What is the slope of the normal to the curve $y=f\left( x \right)$ at the point $x=a$ ?\[\]

Answer 1

Hint: Take two points on the curve $A\left( h,f\left( a \right) \right)$ and $B\left( a+h,f\left( a+h \right) \right)$ . Find the equation of the line with in two point form $\left( y-{{y}_{1}}=\dfrac{{{y}_{2}}-{{y}_{1}}}{{{x}_{2}}-{{x}_{1}}}\left( x-{{x}_{1}} \right) \right)$. Take the limit $h\to 0$ for the slope , you will get the slope of the tangent.

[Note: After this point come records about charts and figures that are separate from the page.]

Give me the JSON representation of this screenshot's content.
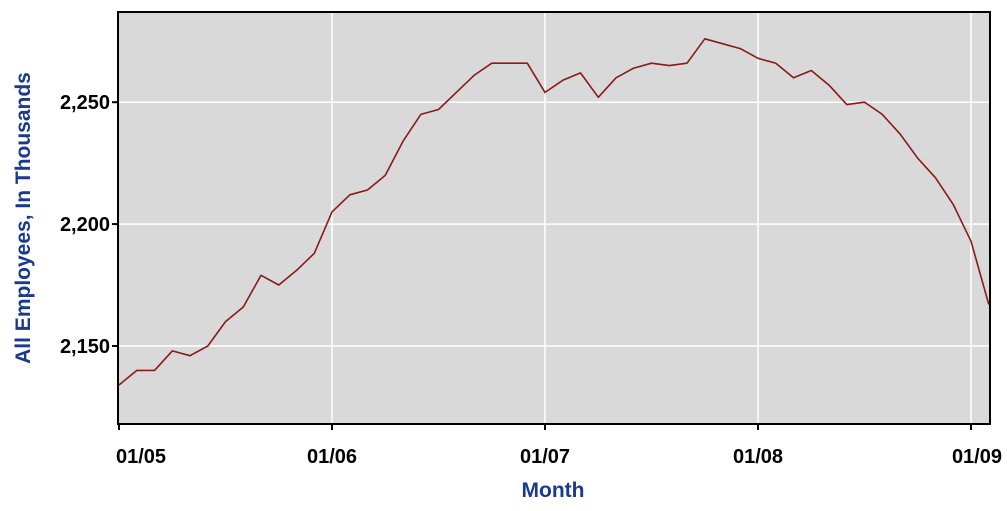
{
  "chart_data": {
    "type": "line",
    "xlabel": "Month",
    "ylabel": "All Employees, In Thousands",
    "x_ticks": [
      "01/05",
      "01/06",
      "01/07",
      "01/08",
      "01/09"
    ],
    "y_ticks": [
      "2,150",
      "2,200",
      "2,250"
    ],
    "y_tick_values": [
      2150,
      2200,
      2250
    ],
    "ylim": [
      2118,
      2287
    ],
    "grid": true,
    "legend": "none",
    "colors": {
      "plot_background": "#d9d9d9",
      "grid": "#ffffff",
      "line": "#8b1a1a",
      "axis_title": "#1a3a8f",
      "tick_labels": "#000000"
    },
    "series": [
      {
        "x": [
          "01/05",
          "02/05",
          "03/05",
          "04/05",
          "05/05",
          "06/05",
          "07/05",
          "08/05",
          "09/05",
          "10/05",
          "11/05",
          "12/05",
          "01/06",
          "02/06",
          "03/06",
          "04/06",
          "05/06",
          "06/06",
          "07/06",
          "08/06",
          "09/06",
          "10/06",
          "11/06",
          "12/06",
          "01/07",
          "02/07",
          "03/07",
          "04/07",
          "05/07",
          "06/07",
          "07/07",
          "08/07",
          "09/07",
          "10/07",
          "11/07",
          "12/07",
          "01/08",
          "02/08",
          "03/08",
          "04/08",
          "05/08",
          "06/08",
          "07/08",
          "08/08",
          "09/08",
          "10/08",
          "11/08",
          "12/08",
          "01/09",
          "02/09"
        ],
        "values": [
          2134,
          2140,
          2140,
          2148,
          2146,
          2150,
          2160,
          2166,
          2179,
          2175,
          2181,
          2188,
          2205,
          2212,
          2214,
          2220,
          2234,
          2245,
          2247,
          2254,
          2261,
          2266,
          2266,
          2266,
          2254,
          2259,
          2262,
          2252,
          2260,
          2264,
          2266,
          2265,
          2266,
          2276,
          2274,
          2272,
          2268,
          2266,
          2260,
          2263,
          2257,
          2249,
          2250,
          2245,
          2237,
          2227,
          2219,
          2208,
          2193,
          2167
        ]
      }
    ]
  }
}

Find the slope of the normal using the fact that product slopes of normal and tangent is $-1.$ Find the equation of normal as $y=mx+c$ where $m$ is the slope and $c$ can be obtained by putting $\left( a,f\left( a \right) \right)$.\[\]

Complete step-by-step answer:
Let us have a curve defined by the function $f\left( x \right)$ . We take two points $x=a$ and $x=a+h$ on $x-$axis for a very small positive real number $h$. The value of the function at the point $x=a$ is $f\left( a \right)$ and the value of the function at the point $x=a+h$ is $f\left( a+h \right)$. We name the points $A\left( h,f\left( a \right) \right)$ and $B\left( a+h,f\left( a+h \right) \right)$ and join them. The line AB is now a chord or secant to the curve of $f\left( x \right)$. Using two point formula , the equation of the line AB is given by
\[f\left( a+h \right)-f\left( a \right)=\dfrac{f\left( a+h \right)-f\left( h \right)}{\left( a+h \right)-h}\left( \left( a+h \right)-h \right)\]

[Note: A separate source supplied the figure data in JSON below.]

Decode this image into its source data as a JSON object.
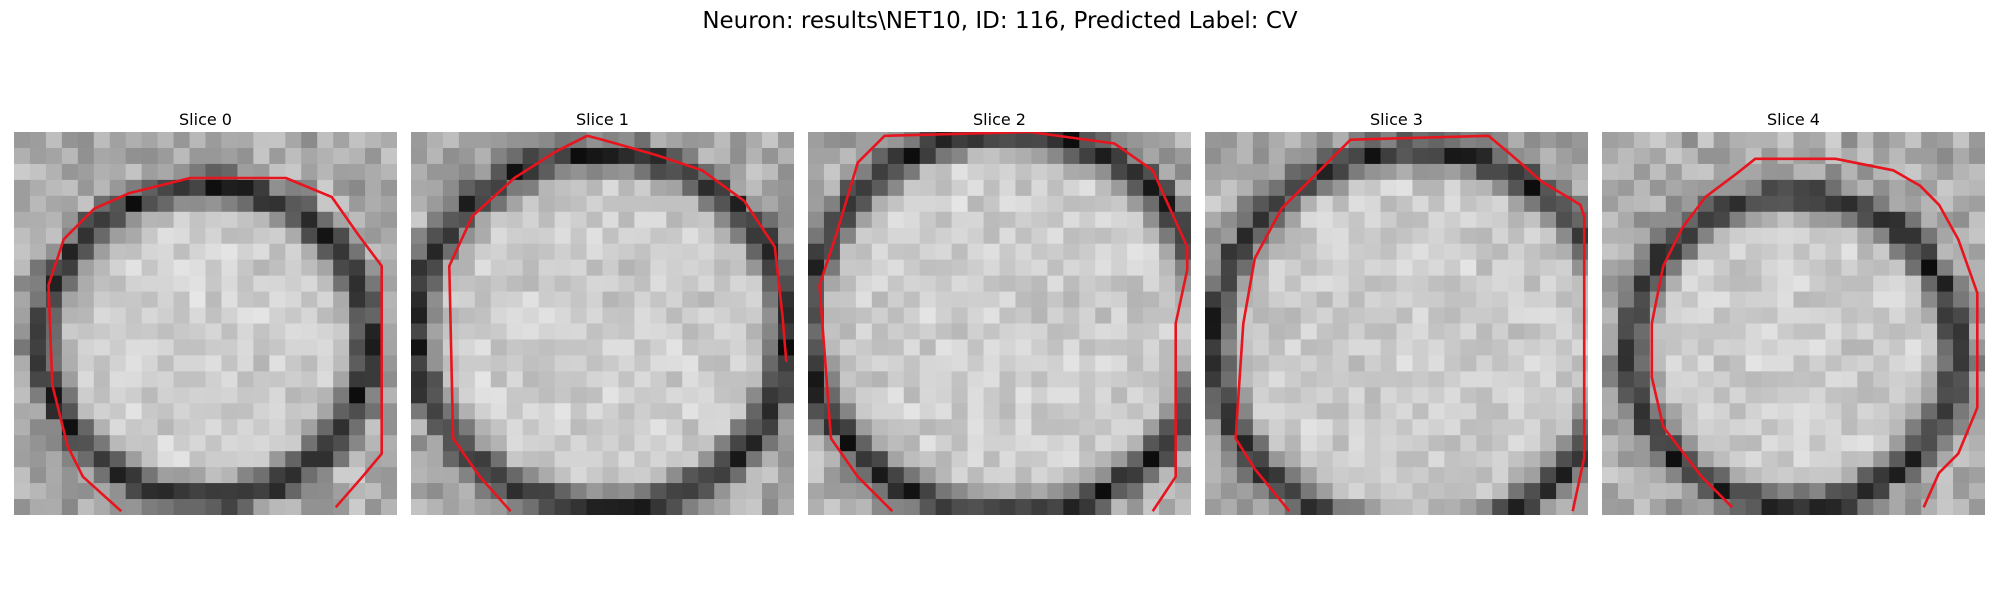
{
  "figure": {
    "title": "Neuron: results\\NET10, ID: 116, Predicted Label: CV",
    "colormap": "gray",
    "contour_color": "#e8141e",
    "grid_size": 24
  },
  "panels": [
    {
      "title": "Slice 0",
      "ring_radius": 0.42,
      "center": [
        0.5,
        0.55
      ],
      "seed": 11,
      "contour": [
        [
          0.28,
          0.99
        ],
        [
          0.18,
          0.9
        ],
        [
          0.14,
          0.82
        ],
        [
          0.1,
          0.66
        ],
        [
          0.09,
          0.4
        ],
        [
          0.13,
          0.28
        ],
        [
          0.21,
          0.2
        ],
        [
          0.3,
          0.16
        ],
        [
          0.46,
          0.12
        ],
        [
          0.71,
          0.12
        ],
        [
          0.83,
          0.17
        ],
        [
          0.9,
          0.27
        ],
        [
          0.96,
          0.35
        ],
        [
          0.96,
          0.84
        ],
        [
          0.91,
          0.9
        ],
        [
          0.84,
          0.98
        ]
      ]
    },
    {
      "title": "Slice 1",
      "ring_radius": 0.48,
      "center": [
        0.5,
        0.52
      ],
      "seed": 23,
      "contour": [
        [
          0.26,
          0.99
        ],
        [
          0.18,
          0.9
        ],
        [
          0.11,
          0.8
        ],
        [
          0.1,
          0.35
        ],
        [
          0.16,
          0.22
        ],
        [
          0.27,
          0.12
        ],
        [
          0.38,
          0.05
        ],
        [
          0.46,
          0.01
        ],
        [
          0.5,
          0.02
        ],
        [
          0.64,
          0.06
        ],
        [
          0.76,
          0.1
        ],
        [
          0.87,
          0.18
        ],
        [
          0.95,
          0.3
        ],
        [
          0.97,
          0.48
        ],
        [
          0.98,
          0.6
        ]
      ]
    },
    {
      "title": "Slice 2",
      "ring_radius": 0.52,
      "center": [
        0.52,
        0.5
      ],
      "seed": 37,
      "contour": [
        [
          0.22,
          0.99
        ],
        [
          0.13,
          0.9
        ],
        [
          0.06,
          0.8
        ],
        [
          0.03,
          0.4
        ],
        [
          0.07,
          0.28
        ],
        [
          0.1,
          0.18
        ],
        [
          0.13,
          0.08
        ],
        [
          0.2,
          0.01
        ],
        [
          0.58,
          0.0
        ],
        [
          0.8,
          0.03
        ],
        [
          0.9,
          0.1
        ],
        [
          0.99,
          0.3
        ],
        [
          0.99,
          0.36
        ],
        [
          0.96,
          0.5
        ],
        [
          0.96,
          0.9
        ],
        [
          0.9,
          0.99
        ]
      ]
    },
    {
      "title": "Slice 3",
      "ring_radius": 0.52,
      "center": [
        0.55,
        0.55
      ],
      "seed": 53,
      "contour": [
        [
          0.22,
          0.99
        ],
        [
          0.13,
          0.88
        ],
        [
          0.08,
          0.8
        ],
        [
          0.1,
          0.5
        ],
        [
          0.13,
          0.33
        ],
        [
          0.2,
          0.2
        ],
        [
          0.3,
          0.1
        ],
        [
          0.38,
          0.02
        ],
        [
          0.74,
          0.01
        ],
        [
          0.8,
          0.06
        ],
        [
          0.88,
          0.13
        ],
        [
          0.98,
          0.19
        ],
        [
          0.99,
          0.22
        ],
        [
          0.99,
          0.85
        ],
        [
          0.96,
          0.99
        ]
      ]
    },
    {
      "title": "Slice 4",
      "ring_radius": 0.42,
      "center": [
        0.5,
        0.57
      ],
      "seed": 71,
      "contour": [
        [
          0.34,
          0.98
        ],
        [
          0.26,
          0.9
        ],
        [
          0.16,
          0.77
        ],
        [
          0.13,
          0.64
        ],
        [
          0.13,
          0.5
        ],
        [
          0.16,
          0.35
        ],
        [
          0.21,
          0.25
        ],
        [
          0.27,
          0.17
        ],
        [
          0.35,
          0.11
        ],
        [
          0.4,
          0.07
        ],
        [
          0.61,
          0.07
        ],
        [
          0.76,
          0.1
        ],
        [
          0.83,
          0.14
        ],
        [
          0.88,
          0.19
        ],
        [
          0.93,
          0.28
        ],
        [
          0.98,
          0.42
        ],
        [
          0.98,
          0.72
        ],
        [
          0.93,
          0.84
        ],
        [
          0.88,
          0.89
        ],
        [
          0.84,
          0.98
        ]
      ]
    }
  ]
}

We observe the slope in the above equation of line AB as $\dfrac{f\left( a+h \right)-f\left( h \right)}{\left( a+h \right)-h}$. The line AB which cuts the curve at two points will only touch the curve at $x=a$ when $h\to 0$. The derivative is a defined ratio of infinitesimal change in function value and infinitesimal change in variable. That infinitesimal change here is $h$approaches to 0. We define derivative for any point $x=a$ in the domain set is defined as
\[ \dfrac{dy}{dx}=\underset{h\to 0}{\mathop{\lim }}\,\dfrac{f\left( a+h \right)-f\left( a \right)}{h}$\]

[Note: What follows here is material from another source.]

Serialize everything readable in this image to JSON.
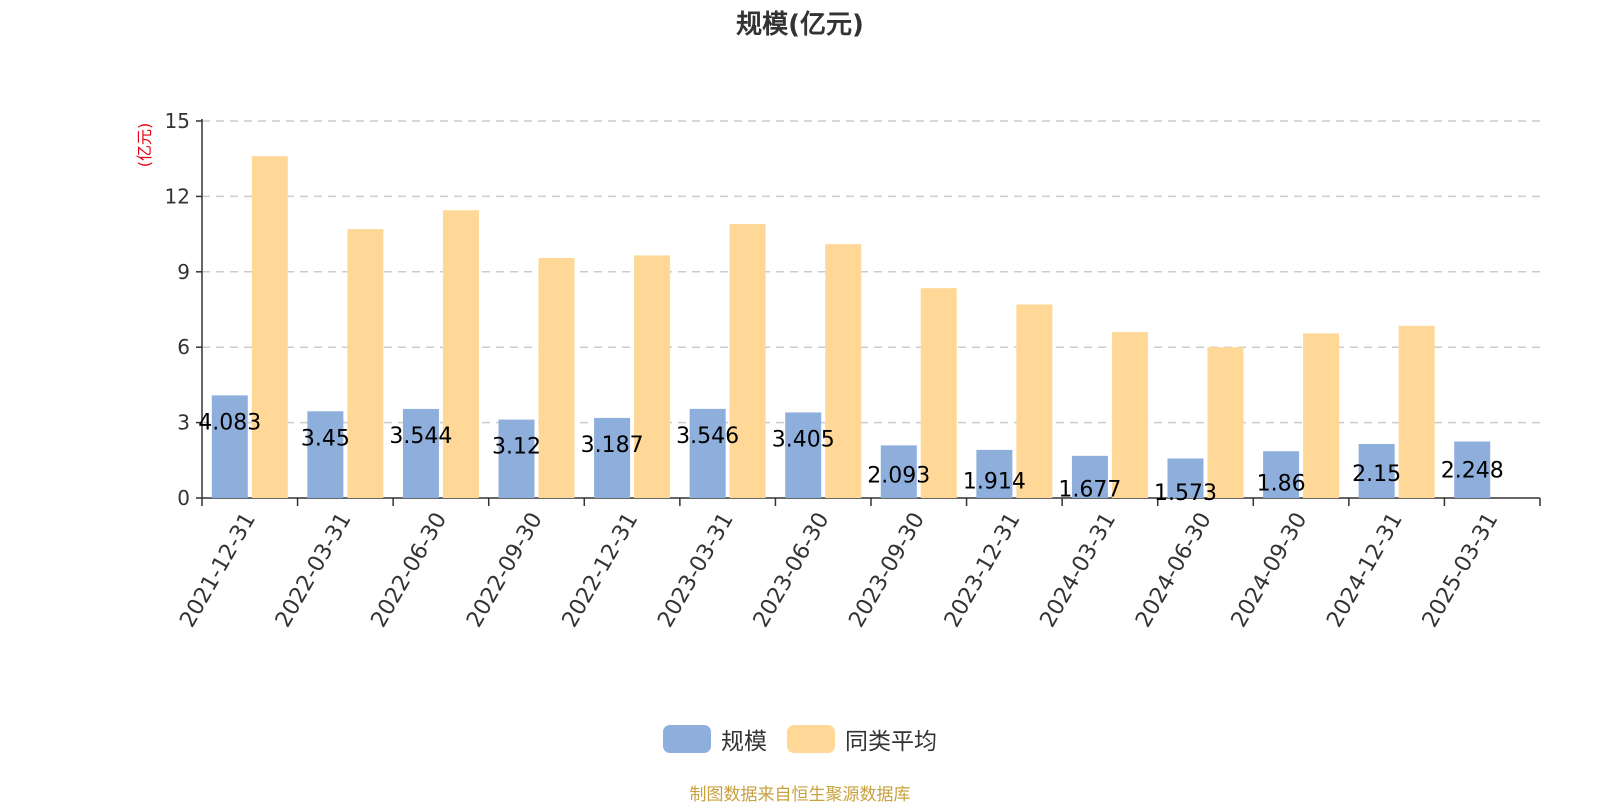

Therefore when $h\to 0$,$\dfrac{f\left( a+h \right)-f\left( h \right)}{\left( a+h \right)-h}$ will be the slope of the tangent will be the derivative at that point which is ${{\left. \dfrac{dy}{dx} \right|}_{x=a}}={{f}^{'}}\left( a \right)$
We know that the product of slopes of two lines perpendicular to each other is $-1.$ We also know that the tangent line and normal line are always perpendicular to each other . Let the slope of the normal be $m$. So
\[\begin{align}
  & m{{f}^{'}}\left( a \right)=-1 \\
 & \Rightarrow m=\dfrac{-1}{{{f}^{'}}\left( a \right)} \\
\end{align}\]
The equation of a line in slope-intercept form is given as $y=mx+c$ where $c$is the intercept. We find $c$ putting the point \[\left( a,f\left( a \right) \right)\]

\[\begin{align}
  & y=mx+c \\
 & \Rightarrow f\left( a \right)=\dfrac{-1}{{{f}^{'}}\left( a \right)}a+c \\
 & \Rightarrow c=f\left( a \right){{f}^{'}}\left( a \right)+a \\
\end{align}\]
So the equation of normal for normal to the curve $y=f\left( x \right)$ at the point $x=a$ is $y=\left( \dfrac{-1}{{{f}^{'}}\left( a \right)} \right)x+f\left( a \right){{f}^{'}}\left( a \right)+a$\[\]

Note: We need to be careful of the fact that the limit $h\to 0$ is only right hand limit and we need to check whether the function is differentiable by checking continuity and the existence of left hand derivative $\underset{h\to {{0}^{-}}}{\mathop{\lim }}\,\dfrac{f\left( a+h \right)-f\left( a \right)}{h}$and right hand derivative $\underset{h\to {{0}^{+}}}{\mathop{\lim }}\,\dfrac{f\left( a+h \right)-f\left( a \right)}{h}$.